Un informe elaborado por investigadores de la Universidad de Buenos Aires (UBA) reveló que el 48,9% de los argentinos de entre 18 y 29 años vive en condiciones de vulnerabilidad.
El estudio, realizado entre diciembre de 2025 y enero de 2026 sobre una muestra de 1.002 encuestas presenciales, advierte además sobre el crecimiento de un grupo de jóvenes que no estudia, no trabaja y ni siquiera busca empleo.
La investigación fue desarrollada por un equipo del Ciclo Básico Común (CBC) de la UBA, en el marco del Proyecto de Investigación y Desarrollo en Áreas Estratégicas (PIDAE-UBA), y determinó que el problema se extiende en todo el país, ya que el 73% de los jóvenes vulnerables reside fuera del Área Metropolitana de Buenos Aires (AMBA).

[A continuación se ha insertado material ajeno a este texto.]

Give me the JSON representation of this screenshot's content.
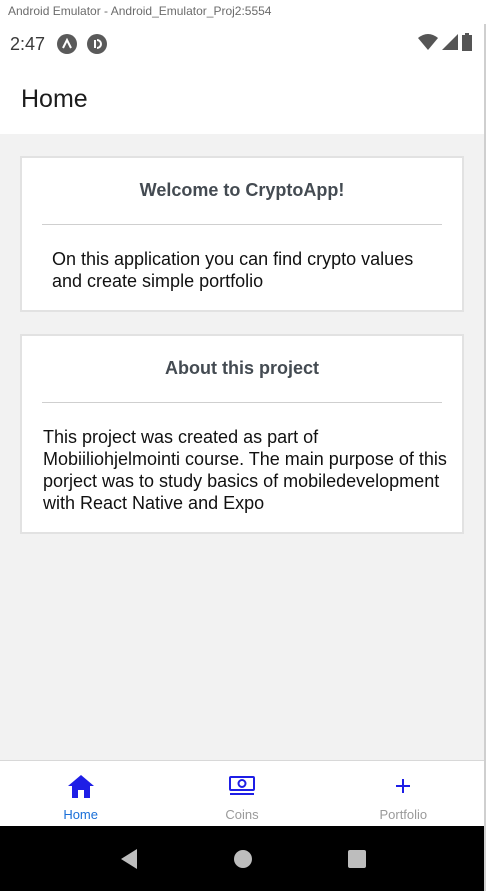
{
  "window": {
    "title": "Android Emulator - Android_Emulator_Proj2:5554"
  },
  "status_bar": {
    "time": "2:47",
    "left_icons": [
      "expo-icon",
      "app-notification-icon"
    ],
    "right_icons": [
      "wifi-icon",
      "cellular-signal-icon",
      "battery-icon"
    ]
  },
  "app_bar": {
    "title": "Home"
  },
  "cards": [
    {
      "title": "Welcome to CryptoApp!",
      "body": "On this application you can find crypto values and create simple portfolio"
    },
    {
      "title": "About this project",
      "body": "This project was created as part of Mobiiliohjelmointi course. The main purpose of this porject was to study basics of mobiledevelopment with React Native and Expo"
    }
  ],
  "tabs": [
    {
      "label": "Home",
      "icon": "home-icon",
      "active": true
    },
    {
      "label": "Coins",
      "icon": "money-icon",
      "active": false
    },
    {
      "label": "Portfolio",
      "icon": "plus-icon",
      "active": false
    }
  ],
  "colors": {
    "accent_tab_icon": "#1e1ee6",
    "active_label": "#1a6fd8",
    "inactive_label": "#9a9a9a",
    "background": "#f2f2f2"
  },
  "nav_buttons": [
    "back-icon",
    "home-circle-icon",
    "overview-icon"
  ]
}
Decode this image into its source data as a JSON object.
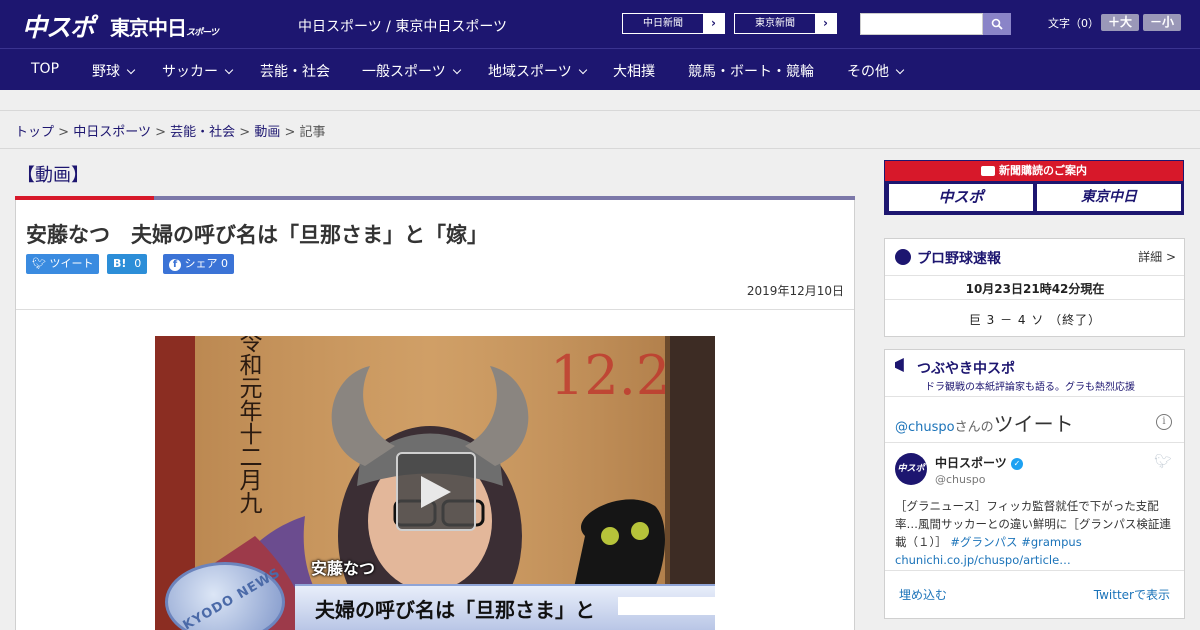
{
  "header": {
    "logo_main": "中スポ",
    "logo_tokyo": "東京中日",
    "logo_tokyo_sub": "スポーツ",
    "site_title": "中日スポーツ / 東京中日スポーツ",
    "ext_link_1": "中日新聞",
    "ext_link_2": "東京新聞",
    "search_placeholder": "",
    "font_size_label": "文字（0）",
    "font_plus": "＋大",
    "font_minus": "－小"
  },
  "nav": {
    "items": [
      "TOP",
      "野球",
      "サッカー",
      "芸能・社会",
      "一般スポーツ",
      "地域スポーツ",
      "大相撲",
      "競馬・ボート・競輪",
      "その他"
    ]
  },
  "breadcrumb": {
    "items": [
      "トップ",
      "中日スポーツ",
      "芸能・社会",
      "動画"
    ],
    "current": "記事",
    "separator": ">"
  },
  "article": {
    "section": "【動画】",
    "headline": "安藤なつ　夫婦の呼び名は「旦那さま」と「嫁」",
    "share": {
      "tweet": "ツイート",
      "hatena_icon": "B!",
      "hatena_count": "0",
      "facebook": "シェア",
      "facebook_count": "0"
    },
    "date": "2019年12月10日",
    "video": {
      "board_text": "令和元年十二月九",
      "board_number": "12.2",
      "caption_name": "安藤なつ",
      "caption_line": "夫婦の呼び名は「旦那さま」と",
      "news_badge": "KYODO NEWS"
    }
  },
  "sidebar": {
    "ad": {
      "title": "新聞購読のご案内",
      "logo_1": "中スポ",
      "logo_2": "東京中日"
    },
    "baseball": {
      "title": "プロ野球速報",
      "more": "詳細 >",
      "timestamp": "10月23日21時42分現在",
      "score": "巨 3 － 4 ソ （終了）"
    },
    "tweets": {
      "title": "つぶやき中スポ",
      "subtitle": "ドラ観戦の本紙評論家も語る。グラも熱烈応援",
      "handle_prefix": "@chuspo",
      "handle_mid": "さんの",
      "handle_big": "ツイート",
      "author": "中日スポーツ",
      "author_handle": "@chuspo",
      "tweet_text": "［グラニュース］フィッカ監督就任で下がった支配率…風間サッカーとの違い鮮明に［グランパス検証連載（１）］",
      "tags": "#グランパス #grampus",
      "link": "chunichi.co.jp/chuspo/article…",
      "embed": "埋め込む",
      "view_on_twitter": "Twitterで表示"
    }
  },
  "colors": {
    "brand_navy": "#1d1670",
    "accent_red": "#d7182a",
    "link_blue": "#1b73b9"
  }
}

Uno de los datos que más preocupa a los investigadores es la consolidación del denominado fenómeno “Triple Ni”, integrado por jóvenes que no estudian, no trabajan y tampoco buscan insertarse en el mercado laboral. Este sector representa aproximadamente un tercio de la población juvenil vulnerable.

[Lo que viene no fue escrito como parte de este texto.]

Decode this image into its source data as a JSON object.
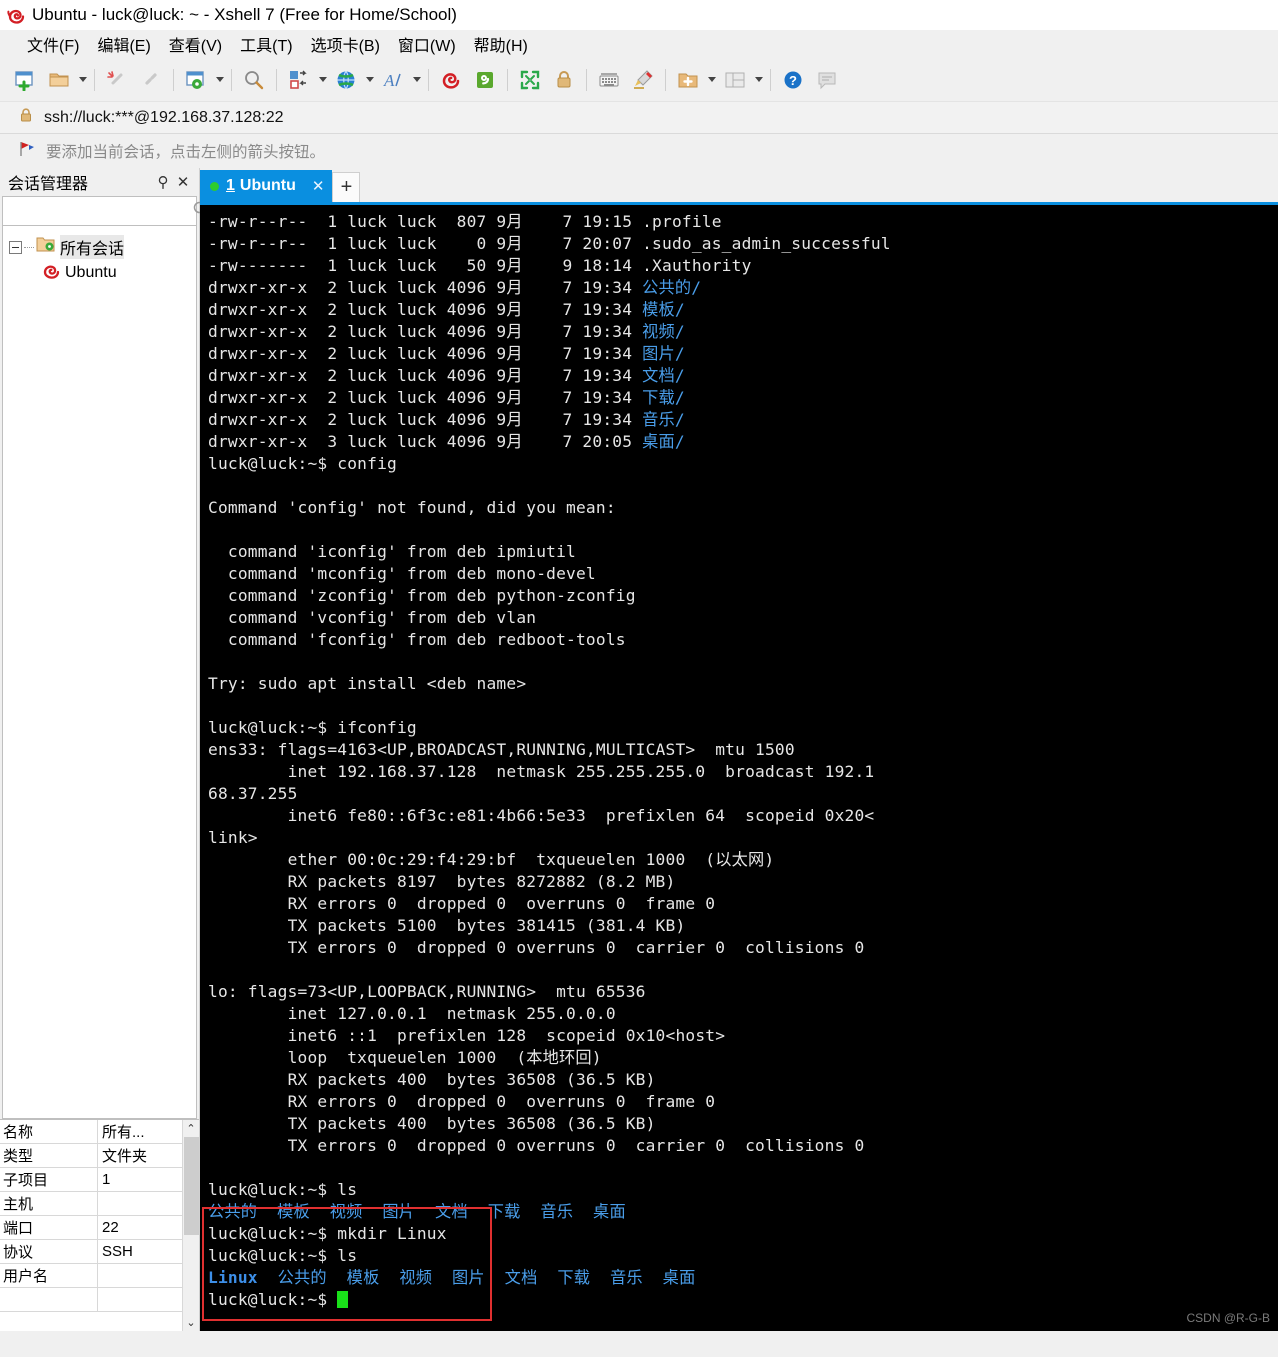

El director de la investigación e investigador principal del CONICET, Juan Cruz Esquivel, explicó que este grupo se encuentra “alejado de toda red de pertenencia, reconocimiento e integración social”, lo que refleja un escenario de fuerte exclusión. En esa línea, el estudio indica que, aunque el desempleo alcanza al 30,6% de los jóvenes vulnerables, solo cuatro de cada diez desocupados continúan buscando trabajo.
Si bien el 70% de los encuestados manifestó tener algún tipo de empleo, la mayoría se desempeña en condiciones de informalidad y precariedad, principalmente en actividades vinculadas al comercio, la construcción y las tareas de cuidado. Como consecuencia de esta situación, el 78% no cuenta con cobertura de salud privada ni obra social y depende exclusivamente del sistema público de salud.
En materia educativa, el informe señala que seis de cada diez jóvenes vulnerables no finalizaron la escuela secundaria. Apenas el 32,8% logró completar ese nivel y solo el 6,7% accedió a estudios terciarios o universitarios. Pese a ello, el 87,5% considera que continuar estudiando le permitiría mejorar su calidad de vida.
La investigación también refleja condiciones habitacionales complejas. Casi la mitad de los jóvenes vive en hogares con cinco o más integrantes, mientras que el 56,3% no tiene hijos y un 20% ya es responsable de dos o más, una situación que condiciona tanto la continuidad educativa como las posibilidades de acceder a un empleo estable.
Otro de los aspectos analizados fue la salud mental. Más del 70% de los encuestados afirmó sufrir episodios frecuentes de ansiedad o nerviosismo, mientras que la mitad reconoció experimentar desgano o síntomas de depresión. Además, el 30% admitió tener dificultades para controlar el consumo de alcohol, tabaco o drogas, una problemática que se profundiza en los sectores de mayor vulnerabilidad.
A pesar de este panorama, el estudio muestra que las expectativas de progreso siguen vigentes. Para el 31,9% de los jóvenes, el principal objetivo de los próximos cinco años es conseguir un empleo o mejorar el que ya tiene. La posibilidad de acceder a una vivienda propia aparece en segundo lugar, con el 29,8% de las respuestas, mientras que formar una familia fue mencionado como prioridad por apenas el 4,8% de los participantes.